Pada 9 Maret 1960, sekira pukul dua belas lebih dua puluh menit siang hari, sebuah pesawat tempur jenis Mikoyan-Gurevich MIG-17F Fresco nomor 1112 melayang-layang rendah dengan kecepatan tinggi di langit Jakarta dari arah tenggara. Arah yang ditujunya adalah Istana Merdeka. Pesawat itu diidentifikasi milik Angkatan Udara Republik Indonesia (AURI).

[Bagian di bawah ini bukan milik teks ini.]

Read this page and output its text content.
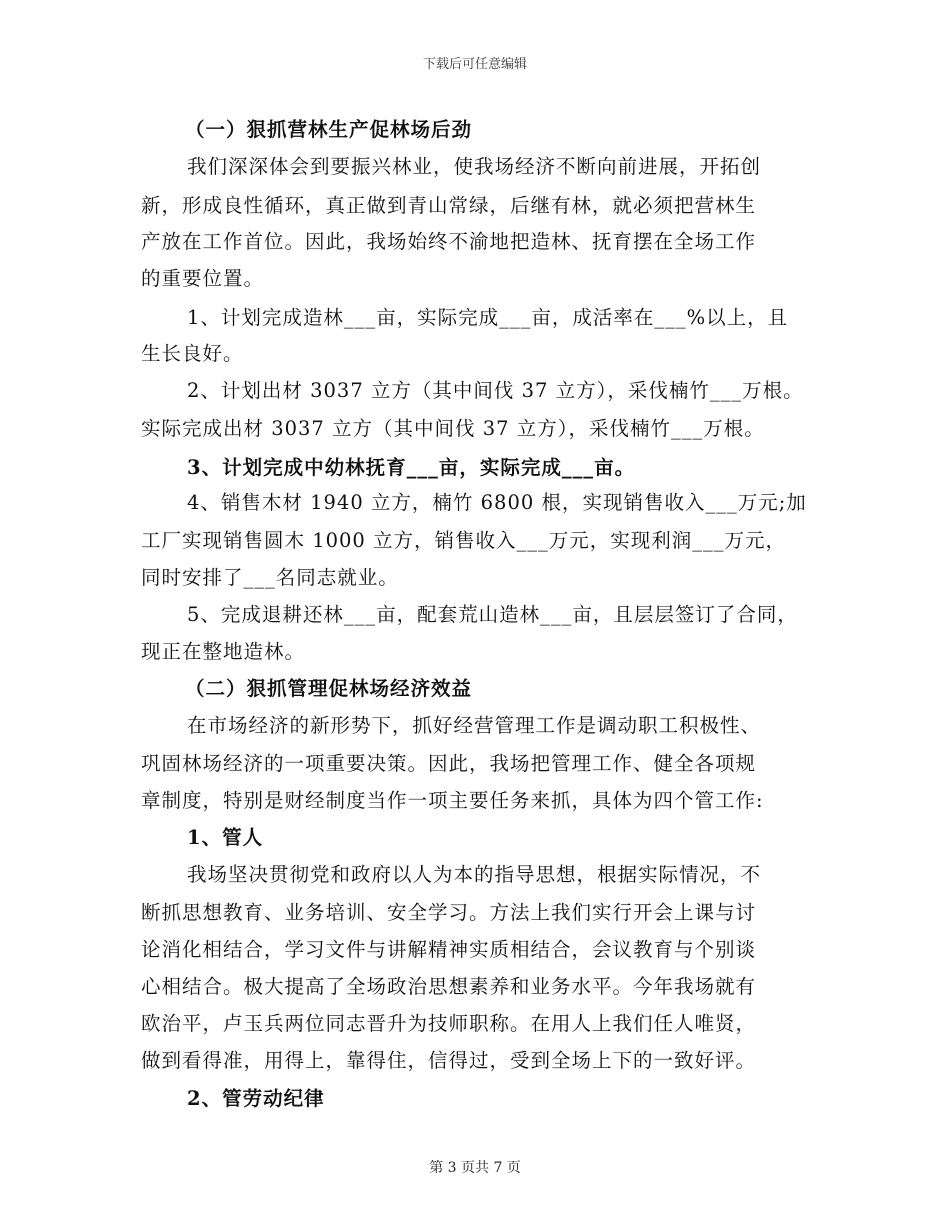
下载后可任意编辑
（一）狠抓营林生产促林场后劲
我们深深体会到要振兴林业，使我场经济不断向前进展，开拓创
新，形成良性循环，真正做到青山常绿，后继有林，就必须把营林生
产放在工作首位。因此，我场始终不渝地把造林、抚育摆在全场工作
的重要位置。
1、计划完成造林___亩，实际完成___亩，成活率在___%以上，且
生长良好。
2、计划出材 3037 立方（其中间伐 37 立方），采伐楠竹___万根。
实际完成出材 3037 立方（其中间伐 37 立方），采伐楠竹___万根。
3、计划完成中幼林抚育___亩，实际完成___亩。
4、销售木材 1940 立方，楠竹 6800 根，实现销售收入___万元;加
工厂实现销售圆木 1000 立方，销售收入___万元，实现利润___万元，
同时安排了___名同志就业。
5、完成退耕还林___亩，配套荒山造林___亩，且层层签订了合同，
现正在整地造林。
（二）狠抓管理促林场经济效益
在市场经济的新形势下，抓好经营管理工作是调动职工积极性、
巩固林场经济的一项重要决策。因此，我场把管理工作、健全各项规
章制度，特别是财经制度当作一项主要任务来抓，具体为四个管工作:
1、管人
我场坚决贯彻党和政府以人为本的指导思想，根据实际情况，不
断抓思想教育、业务培训、安全学习。方法上我们实行开会上课与讨
论消化相结合，学习文件与讲解精神实质相结合，会议教育与个别谈
心相结合。极大提高了全场政治思想素养和业务水平。今年我场就有
欧治平，卢玉兵两位同志晋升为技师职称。在用人上我们任人唯贤，
做到看得准，用得上，靠得住，信得过，受到全场上下的一致好评。
2、管劳动纪律
第 3 页共 7 页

Sesampainya di atas Istana Merdeka, pesawat terbang tersebut melepaskan serentetan tembakan mitraliyur ke arah halamannya dengan peluru kanon 23 mm. Mengenai apa saja yang bisa dikenainya: kantor telepon, halaman rumput istana, tangga dan pilar istana, mobil, bahkan manusia. Sesudah menembaki istana tersebut, pesawat tersebut naik lebih tinggi ke atas dan melakukan manuver memutar. Setelahnya melepaskan lagi serentetan tembakan ke arah sasarannya yang sama.

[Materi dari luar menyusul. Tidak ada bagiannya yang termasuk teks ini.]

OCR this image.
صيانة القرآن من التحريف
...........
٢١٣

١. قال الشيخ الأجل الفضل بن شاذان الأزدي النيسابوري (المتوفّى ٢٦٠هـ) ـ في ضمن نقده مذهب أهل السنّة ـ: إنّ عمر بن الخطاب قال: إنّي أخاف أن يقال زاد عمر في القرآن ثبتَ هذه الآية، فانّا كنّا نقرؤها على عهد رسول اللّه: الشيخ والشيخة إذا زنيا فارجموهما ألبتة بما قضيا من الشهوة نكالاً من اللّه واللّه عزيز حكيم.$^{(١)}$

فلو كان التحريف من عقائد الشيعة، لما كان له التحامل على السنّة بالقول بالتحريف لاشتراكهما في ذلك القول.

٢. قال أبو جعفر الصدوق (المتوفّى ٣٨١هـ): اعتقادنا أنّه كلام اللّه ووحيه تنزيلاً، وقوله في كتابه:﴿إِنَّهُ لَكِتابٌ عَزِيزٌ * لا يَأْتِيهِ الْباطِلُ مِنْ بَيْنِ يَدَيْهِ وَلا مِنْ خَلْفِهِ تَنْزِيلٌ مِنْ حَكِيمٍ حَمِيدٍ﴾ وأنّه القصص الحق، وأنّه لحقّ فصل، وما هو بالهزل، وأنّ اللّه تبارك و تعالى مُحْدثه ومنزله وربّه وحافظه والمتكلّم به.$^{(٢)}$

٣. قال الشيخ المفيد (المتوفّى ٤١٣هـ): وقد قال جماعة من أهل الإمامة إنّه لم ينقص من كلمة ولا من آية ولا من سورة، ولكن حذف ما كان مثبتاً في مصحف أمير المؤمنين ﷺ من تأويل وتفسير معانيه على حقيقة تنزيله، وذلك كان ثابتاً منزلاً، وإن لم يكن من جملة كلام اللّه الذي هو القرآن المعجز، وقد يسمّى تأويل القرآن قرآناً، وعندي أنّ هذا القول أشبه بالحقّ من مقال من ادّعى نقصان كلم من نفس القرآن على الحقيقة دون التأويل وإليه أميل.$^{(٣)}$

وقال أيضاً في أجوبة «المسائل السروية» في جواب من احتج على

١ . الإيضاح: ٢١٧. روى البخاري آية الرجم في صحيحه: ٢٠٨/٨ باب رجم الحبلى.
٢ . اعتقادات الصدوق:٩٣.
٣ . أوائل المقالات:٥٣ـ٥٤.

[Sejarah Indonesia] Usaha Percobaan Pembunuhan Sukarno Oleh Maukar - Bagian 1
Pesawat Mig-17 yang dipakai Maukar.

Orang-orang Jakarta yang berada di dekat lokasi kejadian kontan terkesiap melihatnya. Mereka yang ada di dalam gedung perkantoran segera berhamburan keluar disertai rasa ketakutan dan penasaran akan apa yang tengah terjadi. KSAU Marsekal Suryadarma yang tengah rapat di gedung Dewan Nasional, Dr. Soebandrio (Menteri Luar Negeri pada waktu itu) yang sedang rapat di Departemen Luar Negeri, bahkan Presiden Soekarno sendiri yang tengah memimpin rapat di gedung Dewan Nasional—kira-kira 20 meter dari arah istana, keluar untuk memeriksa keadaan.

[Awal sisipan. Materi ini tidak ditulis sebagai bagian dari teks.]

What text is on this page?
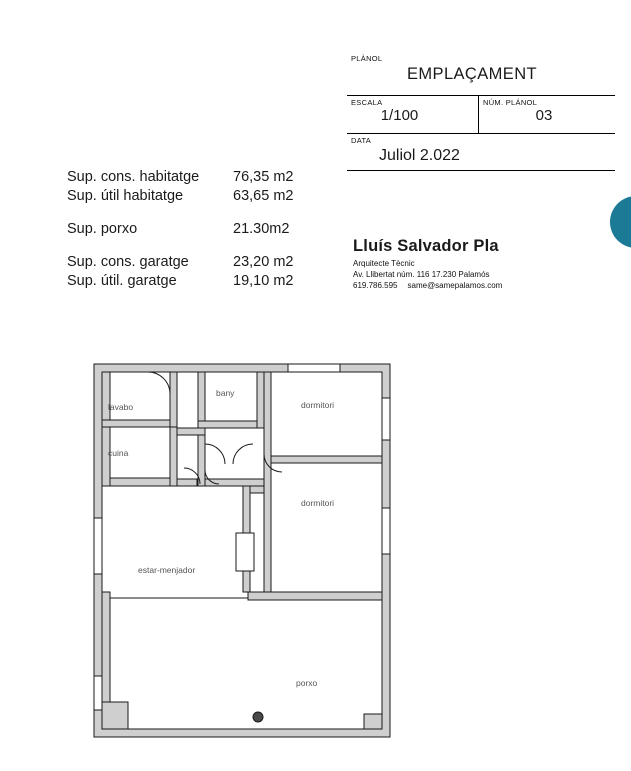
PLÀNOL
EMPLAÇAMENT
ESCALA
1/100
NÚM. PLÁNOL
03
DATA
Juliol 2.022
Lluís Salvador Pla
Arquitecte Tècnic
Av. Llibertat núm. 116 17.230 Palamós
619.786.595 same@samepalamos.com
Sup. cons. habitatge	76,35 m2
Sup. útil habitatge	63,65 m2
Sup. porxo	21.30m2
Sup. cons. garatge	23,20 m2
Sup. útil. garatge	19,10 m2
lavabo
bany
dormitori
cuina
dormitori
estar-menjador
porxo
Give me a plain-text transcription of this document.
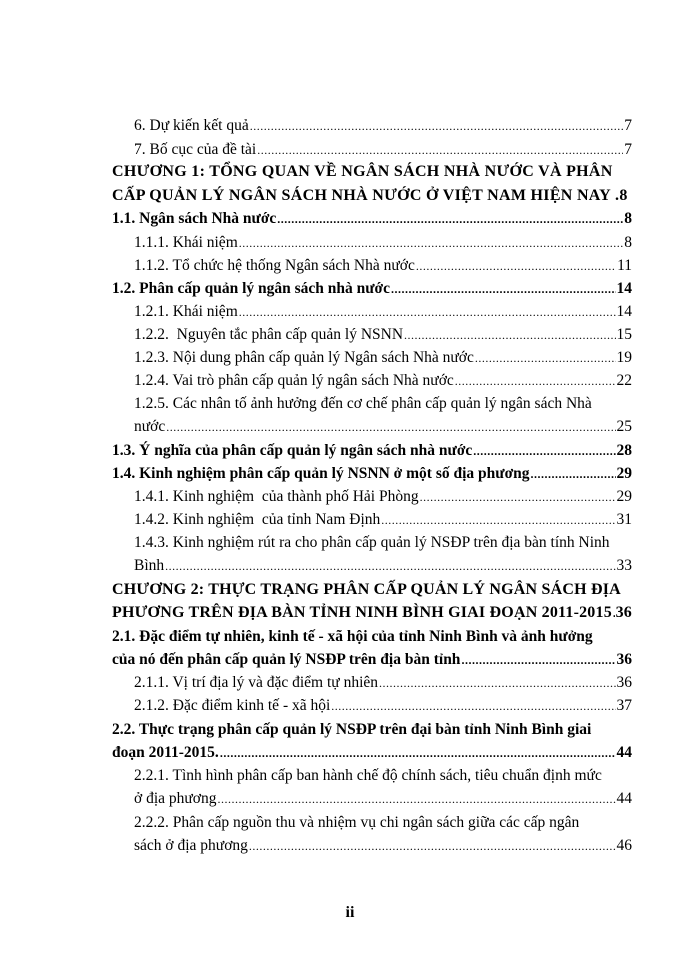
6. Dự kiến kết quả .....	7
7. Bố cục của đề tài .....	7
CHƯƠNG 1: TỔNG QUAN VỀ NGÂN SÁCH NHÀ NƯỚC VÀ PHÂN
CẤP QUẢN LÝ NGÂN SÁCH NHÀ NƯỚC Ở VIỆT NAM HIỆN NAY .8
1.1. Ngân sách Nhà nước .....	8
1.1.1. Khái niệm .....	8
1.1.2. Tổ chức hệ thống Ngân sách Nhà nước .....	11
1.2. Phân cấp quản lý ngân sách nhà nước .....	14
1.2.1. Khái niệm .....	14
1.2.2.  Nguyên tắc phân cấp quản lý NSNN .....	15
1.2.3. Nội dung phân cấp quản lý Ngân sách Nhà nước .....	19
1.2.4. Vai trò phân cấp quản lý ngân sách Nhà nước .....	22
1.2.5. Các nhân tố ảnh hưởng đến cơ chế phân cấp quản lý ngân sách Nhà
nước .....	25
1.3. Ý nghĩa của phân cấp quản lý ngân sách nhà nước .....	28
1.4. Kinh nghiệm phân cấp quản lý NSNN ở một số địa phương .....	29
1.4.1. Kinh nghiệm  của thành phố Hải Phòng .....	29
1.4.2. Kinh nghiệm  của tỉnh Nam Định .....	31
1.4.3. Kinh nghiệm rút ra cho phân cấp quản lý NSĐP trên địa bàn tính Ninh
Bình .....	33
CHƯƠNG 2: THỰC TRẠNG PHÂN CẤP QUẢN LÝ NGÂN SÁCH ĐỊA
PHƯƠNG TRÊN ĐỊA BÀN TỈNH NINH BÌNH GIAI ĐOẠN 2011-2015 ..... 36
2.1. Đặc điểm tự nhiên, kinh tế - xã hội của tỉnh Ninh Bình và ảnh hưởng
của nó đến phân cấp quản lý NSĐP trên địa bàn tỉnh .....	36
2.1.1. Vị trí địa lý và đặc điểm tự nhiên .....	36
2.1.2. Đặc điểm kinh tế - xã hội .....	37
2.2. Thực trạng phân cấp quản lý NSĐP trên đại bàn tỉnh Ninh Bình giai
đoạn 2011-2015. .....	44
2.2.1. Tình hình phân cấp ban hành chế độ chính sách, tiêu chuẩn định mức
ở địa phương .....	44
2.2.2. Phân cấp nguồn thu và nhiệm vụ chi ngân sách giữa các cấp ngân
sách ở địa phương .....	46
ii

“Istana ditembak!” Demikian histeris yang terdengar, berhasil menyiutkan nyali setiap orang. Selepas menembaki istana, pesawat itu mengarah ke barat, meninggalkan kepulan asap hasil tembakannya yang masih membumbung tinggi-tinggi ke atas langit.

Dalam sebuah berita yang dikabarkan oleh Harian Rakjat keesokan harinya, tertanggal 10 Maret 1960, aksi brutal pesawat ini mengakibatkan sekurang-kurangnya delapan belas orang terluka. Di Istana Merdeka sendiri ada empat orang korban luka-luka, yaitu seorang pegawai istana dan seorang pekerja pengapur tembok istana terkena tembakan di kakinya, seorang pegawai telepon istana dan seorang pejalan kaki yang sedang berjalan di depan kantor Pertamina turut menjadi korban. Sementara sebuah mobil yang sedang melintas di dekat Istana Merdeka juga tertembus peluru pada bagian bagasinya.[1] Empat belas korban lainnya merupakan korban yang berada di kawasan Cilincing, yang siang itu dirawat di RSUP. Sepuluh nama para korban yang berhasil dicatat di pekabaran ialah para wartawan Harian Rakjat. Di antaranya Eman, Sarah, Surjati, Anim, Djuhri, Simiadi, Emik, Purwa, Ojok dan Suratmin.[2]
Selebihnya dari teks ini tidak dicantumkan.